The student loan crisis is more than just a devastating problem for individuals and families.

It threatens the hopes of millions of North Carolinians, and more broadly, the state’s economy by saddling current as well as former students with seemingly endless cycles of debt.

How did we get here? Not so long ago, a college education was considered the ticket to the American dream, leading to a good career, a home and a family. More recently, some kind of education beyond high school has been viewed as essential for being able to compete for jobs in today’s global and high-tech economy.
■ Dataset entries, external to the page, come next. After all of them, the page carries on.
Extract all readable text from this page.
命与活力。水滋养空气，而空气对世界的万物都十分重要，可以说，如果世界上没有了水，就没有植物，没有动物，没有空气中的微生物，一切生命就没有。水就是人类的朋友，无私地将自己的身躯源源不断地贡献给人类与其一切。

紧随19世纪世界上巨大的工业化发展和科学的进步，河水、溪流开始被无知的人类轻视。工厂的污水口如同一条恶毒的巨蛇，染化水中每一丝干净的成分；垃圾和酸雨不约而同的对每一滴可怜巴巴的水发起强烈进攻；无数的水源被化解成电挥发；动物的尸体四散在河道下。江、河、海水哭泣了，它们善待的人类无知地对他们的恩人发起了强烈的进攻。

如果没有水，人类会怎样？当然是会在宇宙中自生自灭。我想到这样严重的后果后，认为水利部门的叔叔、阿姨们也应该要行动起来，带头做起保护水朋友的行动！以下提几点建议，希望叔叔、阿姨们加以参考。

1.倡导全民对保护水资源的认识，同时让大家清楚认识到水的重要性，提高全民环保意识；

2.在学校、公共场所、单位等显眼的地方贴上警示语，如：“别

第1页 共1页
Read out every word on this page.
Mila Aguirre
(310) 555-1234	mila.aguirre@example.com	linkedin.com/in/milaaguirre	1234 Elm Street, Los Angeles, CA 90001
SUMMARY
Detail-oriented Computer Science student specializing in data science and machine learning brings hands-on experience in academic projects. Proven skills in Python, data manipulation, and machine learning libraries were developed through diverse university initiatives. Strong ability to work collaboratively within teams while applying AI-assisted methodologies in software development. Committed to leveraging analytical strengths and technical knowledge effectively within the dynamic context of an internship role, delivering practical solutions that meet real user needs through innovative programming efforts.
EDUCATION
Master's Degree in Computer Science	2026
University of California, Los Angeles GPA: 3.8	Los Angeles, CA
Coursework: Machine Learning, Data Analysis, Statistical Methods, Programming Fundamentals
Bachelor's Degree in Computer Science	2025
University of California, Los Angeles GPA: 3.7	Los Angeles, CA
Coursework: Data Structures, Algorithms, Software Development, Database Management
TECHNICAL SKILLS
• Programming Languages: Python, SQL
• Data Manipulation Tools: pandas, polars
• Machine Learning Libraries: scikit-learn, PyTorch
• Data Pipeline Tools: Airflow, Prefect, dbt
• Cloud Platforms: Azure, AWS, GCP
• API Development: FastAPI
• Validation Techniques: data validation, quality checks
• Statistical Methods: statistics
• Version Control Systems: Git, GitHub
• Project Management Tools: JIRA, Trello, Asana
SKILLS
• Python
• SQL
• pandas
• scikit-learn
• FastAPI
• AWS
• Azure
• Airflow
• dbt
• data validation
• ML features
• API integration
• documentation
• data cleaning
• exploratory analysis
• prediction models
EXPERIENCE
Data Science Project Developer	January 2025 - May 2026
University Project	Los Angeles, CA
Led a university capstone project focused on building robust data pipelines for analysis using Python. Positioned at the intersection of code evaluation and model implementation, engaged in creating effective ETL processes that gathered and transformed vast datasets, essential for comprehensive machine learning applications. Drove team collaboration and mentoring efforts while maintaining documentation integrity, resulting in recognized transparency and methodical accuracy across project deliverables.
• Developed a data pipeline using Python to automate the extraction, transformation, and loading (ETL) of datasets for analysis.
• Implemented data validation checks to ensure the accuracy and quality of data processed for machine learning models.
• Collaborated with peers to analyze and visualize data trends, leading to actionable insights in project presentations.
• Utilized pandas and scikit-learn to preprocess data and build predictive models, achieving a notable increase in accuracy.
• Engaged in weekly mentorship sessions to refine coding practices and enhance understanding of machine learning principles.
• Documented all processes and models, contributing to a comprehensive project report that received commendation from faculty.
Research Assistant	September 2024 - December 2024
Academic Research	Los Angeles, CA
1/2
Today, going to college or getting other advanced education could mean dragging for years a burden of debt that could keep a student from ever owning a home, affording a family or pursuing a desired career. The cost of tuition has been rising much faster than the rate of inflation or the salaries that graduates are likely to find in their first jobs.

A recent study by the Center for Responsible Lending found that in North Carolina, more than 1.2 million residents have student loan debt that totals about $44 billion. The crisis is so severe that it’s discouraging some young people from considering college, even though good jobs for people without advanced education are increasingly scarce.

The cost of education and the difficulty in finding affordable financing are especially hard on prospective students from lower-income families, including minorities and people from rural and high-poverty areas. The problems often grow worse when students try an online or for-profit school rather than a traditional college. And even worse when someone falls behind on repaying student loans and turns to unscrupulous lenders.

What to do? For one thing, North Carolina can try hard to make sure community and technical colleges offer preparation for the latest careers, while keeping their costs affordable. Slowing the rise of tuition at the state’s four-year colleges also can help. The state could put more resources into need-based grant aid for students as well, and help students take advantage of federal programs.

The state should monitor the for-profit and online colleges operating in North Carolina, making sure they aren’t wasting the money and time of needy students. It can make sure these schools maintain reasonably high standards, have real faculties and are providing instruction that will help students prepare for jobs. And it can help students get reimbursed when a for-profit school folds.

Finally, the state should keep a tight rein on lenders that handle student loans, even though the Trump administration has been working to roll back Obama-era regulations aimed at protecting borrowers. To his credit, N.C. Attorney General Josh Stein has joined officials in other states in affirming that states have the right and obligation to regulate companies that service student loans, despite statements to the contrary from the U.S. Department of Education.

Going to college should not turn into the impossible dream. The state should do more to keep college costs from rising, and to protect students and families that must borrow to pay for college. That’s the right thing for students, and the right thing for North Carolina.